I believe love is one of the most oxymoronic things in this world. Simple, yet complex, soft but hard, happy, however, sad at the same time, and many other combinations that I could just go on and on with. Now, don't take that the wrong way, I think love is one of the greatest things of all time, I was just saying that there is more than one side to it.

To be blatant, I love love! I'm obsessed. I daydream all the time about the perfect romance [as a couple of you know], and always seem to have my head in the clouds, even if it isn't about Romance. Romantic songs are my all time favorite, and I've written quite a few romantic poems, which I'm not going to post here just yet. If it was possible, I'd probably just be this huge ball of..well..Loving energy. Luckily, humans must have a firm body, so not floating ball of energy for you guys. Yet. xD

There are many forms of love..You can love your pet, your family, your GF/BF/Husband/Wife. Note that I'm not limiting this discussion to just BF/GF type of love.

It bothers me also how people use the phrase, "I love you." So often these days. Almost like it's, "Hi, how you doing?" Or, "How was your day?" I think that you shouldn't say that you love someone unless you mean it.
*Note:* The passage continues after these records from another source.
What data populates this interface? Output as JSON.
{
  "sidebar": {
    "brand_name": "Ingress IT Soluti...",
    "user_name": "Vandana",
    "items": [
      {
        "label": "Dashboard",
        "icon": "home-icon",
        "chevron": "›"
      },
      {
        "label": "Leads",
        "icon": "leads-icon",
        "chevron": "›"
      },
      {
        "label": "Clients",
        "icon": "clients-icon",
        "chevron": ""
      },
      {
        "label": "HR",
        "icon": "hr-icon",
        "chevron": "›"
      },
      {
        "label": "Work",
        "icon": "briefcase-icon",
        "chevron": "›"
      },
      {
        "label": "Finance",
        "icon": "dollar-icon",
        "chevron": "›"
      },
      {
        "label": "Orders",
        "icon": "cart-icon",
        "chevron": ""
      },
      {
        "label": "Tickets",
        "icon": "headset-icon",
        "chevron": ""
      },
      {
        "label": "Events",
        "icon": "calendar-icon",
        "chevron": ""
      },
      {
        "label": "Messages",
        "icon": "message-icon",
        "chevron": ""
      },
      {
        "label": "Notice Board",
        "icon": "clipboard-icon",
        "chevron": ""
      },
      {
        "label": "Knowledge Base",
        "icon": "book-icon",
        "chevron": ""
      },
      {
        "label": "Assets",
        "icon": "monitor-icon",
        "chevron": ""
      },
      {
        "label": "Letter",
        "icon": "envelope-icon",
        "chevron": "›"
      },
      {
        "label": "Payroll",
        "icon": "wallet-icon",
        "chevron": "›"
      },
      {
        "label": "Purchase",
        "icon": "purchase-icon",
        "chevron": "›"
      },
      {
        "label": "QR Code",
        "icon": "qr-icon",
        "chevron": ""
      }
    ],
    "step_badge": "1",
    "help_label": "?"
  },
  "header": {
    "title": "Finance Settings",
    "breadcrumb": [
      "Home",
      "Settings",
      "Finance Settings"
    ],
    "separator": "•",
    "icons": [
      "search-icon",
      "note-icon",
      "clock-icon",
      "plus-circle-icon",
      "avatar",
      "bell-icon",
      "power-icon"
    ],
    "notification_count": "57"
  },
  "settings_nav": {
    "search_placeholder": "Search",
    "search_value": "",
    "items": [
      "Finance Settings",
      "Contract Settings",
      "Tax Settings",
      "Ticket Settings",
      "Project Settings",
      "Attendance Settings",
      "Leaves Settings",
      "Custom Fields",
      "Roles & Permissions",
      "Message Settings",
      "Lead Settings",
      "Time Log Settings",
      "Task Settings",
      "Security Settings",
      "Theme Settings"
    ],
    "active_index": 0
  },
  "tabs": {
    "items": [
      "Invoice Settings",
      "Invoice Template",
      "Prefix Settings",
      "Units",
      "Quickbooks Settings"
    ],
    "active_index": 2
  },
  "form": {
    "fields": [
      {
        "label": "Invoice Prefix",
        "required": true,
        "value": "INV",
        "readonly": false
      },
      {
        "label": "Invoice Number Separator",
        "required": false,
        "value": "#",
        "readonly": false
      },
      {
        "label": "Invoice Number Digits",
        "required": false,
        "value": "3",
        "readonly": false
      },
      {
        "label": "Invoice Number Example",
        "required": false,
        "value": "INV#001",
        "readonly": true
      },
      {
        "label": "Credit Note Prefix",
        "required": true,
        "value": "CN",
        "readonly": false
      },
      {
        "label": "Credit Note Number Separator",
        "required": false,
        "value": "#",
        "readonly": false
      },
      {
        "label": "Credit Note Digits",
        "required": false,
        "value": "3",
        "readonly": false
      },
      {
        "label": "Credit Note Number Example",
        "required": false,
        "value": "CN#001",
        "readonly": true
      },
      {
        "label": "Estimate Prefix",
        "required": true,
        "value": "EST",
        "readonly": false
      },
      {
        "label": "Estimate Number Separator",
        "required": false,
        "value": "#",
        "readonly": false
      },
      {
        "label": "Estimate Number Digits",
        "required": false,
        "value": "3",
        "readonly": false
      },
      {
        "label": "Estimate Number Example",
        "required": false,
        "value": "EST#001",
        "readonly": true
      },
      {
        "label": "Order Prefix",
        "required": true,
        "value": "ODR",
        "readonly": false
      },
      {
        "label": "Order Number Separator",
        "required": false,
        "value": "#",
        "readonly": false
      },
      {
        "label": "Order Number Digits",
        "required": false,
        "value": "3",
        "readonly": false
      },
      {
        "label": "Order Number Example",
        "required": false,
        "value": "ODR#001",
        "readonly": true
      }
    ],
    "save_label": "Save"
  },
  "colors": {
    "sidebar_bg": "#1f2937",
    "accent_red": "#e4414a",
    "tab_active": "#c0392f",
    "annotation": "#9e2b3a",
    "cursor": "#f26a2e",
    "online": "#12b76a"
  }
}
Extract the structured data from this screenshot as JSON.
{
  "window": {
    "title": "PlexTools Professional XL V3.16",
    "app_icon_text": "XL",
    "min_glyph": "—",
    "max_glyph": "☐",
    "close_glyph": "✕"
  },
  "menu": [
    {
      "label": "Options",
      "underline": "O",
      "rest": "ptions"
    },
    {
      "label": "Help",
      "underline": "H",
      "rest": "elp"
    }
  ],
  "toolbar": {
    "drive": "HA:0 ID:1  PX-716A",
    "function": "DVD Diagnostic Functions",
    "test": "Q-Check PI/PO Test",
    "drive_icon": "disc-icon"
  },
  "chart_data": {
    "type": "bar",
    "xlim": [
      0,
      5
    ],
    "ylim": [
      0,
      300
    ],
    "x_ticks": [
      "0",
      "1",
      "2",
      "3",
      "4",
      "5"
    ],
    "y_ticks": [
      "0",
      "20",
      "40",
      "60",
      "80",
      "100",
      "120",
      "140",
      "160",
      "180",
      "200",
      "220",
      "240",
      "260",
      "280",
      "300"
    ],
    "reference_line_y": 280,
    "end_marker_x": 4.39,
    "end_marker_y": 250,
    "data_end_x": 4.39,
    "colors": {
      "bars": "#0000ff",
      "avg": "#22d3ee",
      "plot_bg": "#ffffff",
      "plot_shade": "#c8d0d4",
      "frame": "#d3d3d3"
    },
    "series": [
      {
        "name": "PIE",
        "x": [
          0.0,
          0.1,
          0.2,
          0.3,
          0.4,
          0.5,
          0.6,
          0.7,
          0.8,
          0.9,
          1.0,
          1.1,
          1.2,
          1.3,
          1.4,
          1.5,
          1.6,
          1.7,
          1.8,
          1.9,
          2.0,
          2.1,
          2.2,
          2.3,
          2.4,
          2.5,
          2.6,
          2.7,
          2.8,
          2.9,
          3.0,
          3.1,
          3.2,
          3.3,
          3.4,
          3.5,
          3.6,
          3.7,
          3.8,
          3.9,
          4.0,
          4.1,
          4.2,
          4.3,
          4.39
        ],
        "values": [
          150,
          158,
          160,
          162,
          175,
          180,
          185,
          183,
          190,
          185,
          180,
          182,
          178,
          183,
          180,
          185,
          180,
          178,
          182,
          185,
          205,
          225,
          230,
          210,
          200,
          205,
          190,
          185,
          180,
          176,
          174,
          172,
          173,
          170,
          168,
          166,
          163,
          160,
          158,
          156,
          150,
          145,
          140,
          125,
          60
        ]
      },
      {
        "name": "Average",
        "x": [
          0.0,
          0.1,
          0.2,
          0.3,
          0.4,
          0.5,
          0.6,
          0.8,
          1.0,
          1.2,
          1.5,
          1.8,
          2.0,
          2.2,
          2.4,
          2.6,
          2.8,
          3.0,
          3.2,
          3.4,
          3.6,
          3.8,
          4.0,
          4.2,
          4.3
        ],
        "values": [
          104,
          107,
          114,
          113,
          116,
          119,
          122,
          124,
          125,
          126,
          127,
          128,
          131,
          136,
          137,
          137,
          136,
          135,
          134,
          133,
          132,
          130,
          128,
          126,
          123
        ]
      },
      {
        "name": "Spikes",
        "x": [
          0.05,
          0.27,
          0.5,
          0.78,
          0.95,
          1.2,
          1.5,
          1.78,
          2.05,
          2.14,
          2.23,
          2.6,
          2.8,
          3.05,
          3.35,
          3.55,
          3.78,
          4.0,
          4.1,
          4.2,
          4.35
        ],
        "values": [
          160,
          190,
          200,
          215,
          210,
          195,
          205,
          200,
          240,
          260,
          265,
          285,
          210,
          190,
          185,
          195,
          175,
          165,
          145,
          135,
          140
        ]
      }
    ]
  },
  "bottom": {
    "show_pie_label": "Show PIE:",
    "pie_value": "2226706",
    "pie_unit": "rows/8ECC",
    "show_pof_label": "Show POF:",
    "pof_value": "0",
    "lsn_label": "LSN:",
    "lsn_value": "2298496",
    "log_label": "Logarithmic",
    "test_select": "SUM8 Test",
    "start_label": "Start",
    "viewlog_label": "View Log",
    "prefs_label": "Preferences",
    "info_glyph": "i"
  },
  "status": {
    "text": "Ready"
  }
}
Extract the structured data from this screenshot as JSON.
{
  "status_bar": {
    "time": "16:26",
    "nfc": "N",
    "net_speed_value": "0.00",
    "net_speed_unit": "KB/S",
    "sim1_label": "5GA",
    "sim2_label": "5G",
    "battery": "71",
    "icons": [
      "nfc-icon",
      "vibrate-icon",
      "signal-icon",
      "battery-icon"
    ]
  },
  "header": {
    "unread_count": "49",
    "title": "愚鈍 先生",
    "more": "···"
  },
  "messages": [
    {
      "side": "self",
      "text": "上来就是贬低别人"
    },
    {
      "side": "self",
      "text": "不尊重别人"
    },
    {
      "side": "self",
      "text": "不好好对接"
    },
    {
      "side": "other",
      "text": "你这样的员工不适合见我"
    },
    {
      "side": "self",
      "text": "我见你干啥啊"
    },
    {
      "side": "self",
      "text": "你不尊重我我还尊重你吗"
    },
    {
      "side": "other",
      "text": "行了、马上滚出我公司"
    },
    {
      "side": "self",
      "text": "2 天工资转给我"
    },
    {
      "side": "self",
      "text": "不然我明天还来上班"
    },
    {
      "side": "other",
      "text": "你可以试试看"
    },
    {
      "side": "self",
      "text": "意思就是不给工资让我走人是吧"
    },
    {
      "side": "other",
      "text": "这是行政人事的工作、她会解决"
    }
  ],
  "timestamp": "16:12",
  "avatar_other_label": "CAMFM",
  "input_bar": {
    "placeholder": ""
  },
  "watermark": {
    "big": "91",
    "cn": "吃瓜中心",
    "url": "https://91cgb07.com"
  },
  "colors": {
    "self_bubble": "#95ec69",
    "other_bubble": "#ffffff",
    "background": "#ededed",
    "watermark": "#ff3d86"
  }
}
Now, I'm sure most of us have all kinds of different views on what love is, but here's mine.

I read in the ED [or maybe GD?] a post that went something like this.

Love is never selfish, love is ever-trusting. Love is always nurturing, never hurting, always with you.

There was more to it then that, but that's all I can remember. Anyway, that sums up pretty well my views on love. There is this quote also, "Love is when, at 2:30 am, you wake up wishing your dreams were reality." That's a pretty good one too. Also, the words from Forever Love (Digame) by Anna Nalick:

"When you smile, with those eyes.
Baby it's like you place a finger on my heart.
And your lips next to mine,
Make me think that maybe Heaven's where you are." I love that song, by the way. I'm listening to it as I type this post.

I'll quote that post from the ED [GD?] if I can find it.

As for age, I don't really think it matters much. I mean, you love your parents, right? You love your parents from when you are born, and you know, that's young. I think maturity has more to do with it.

I mean, sure, a 5 year old could be in love with the little boy next door, but she might not realize it until she's 20. Why? She's more mature, more able to realize her feelings. And don't think that by maturity, I mean age either. Some people are more mature then others, as I've learned. *cough*

As for when I'm crushing on someone..*sigh* Oh boy. FEARR MEH!! Rawr!

I fall so madly head-over-heels, over-the-moon, hook-line-and-sinker that I scare even myself sometimes. The person is all that I think about, all day, all night. During my spare time. Whenever someone says something that makes you go, "Aww..How tweet!" I think of my crush.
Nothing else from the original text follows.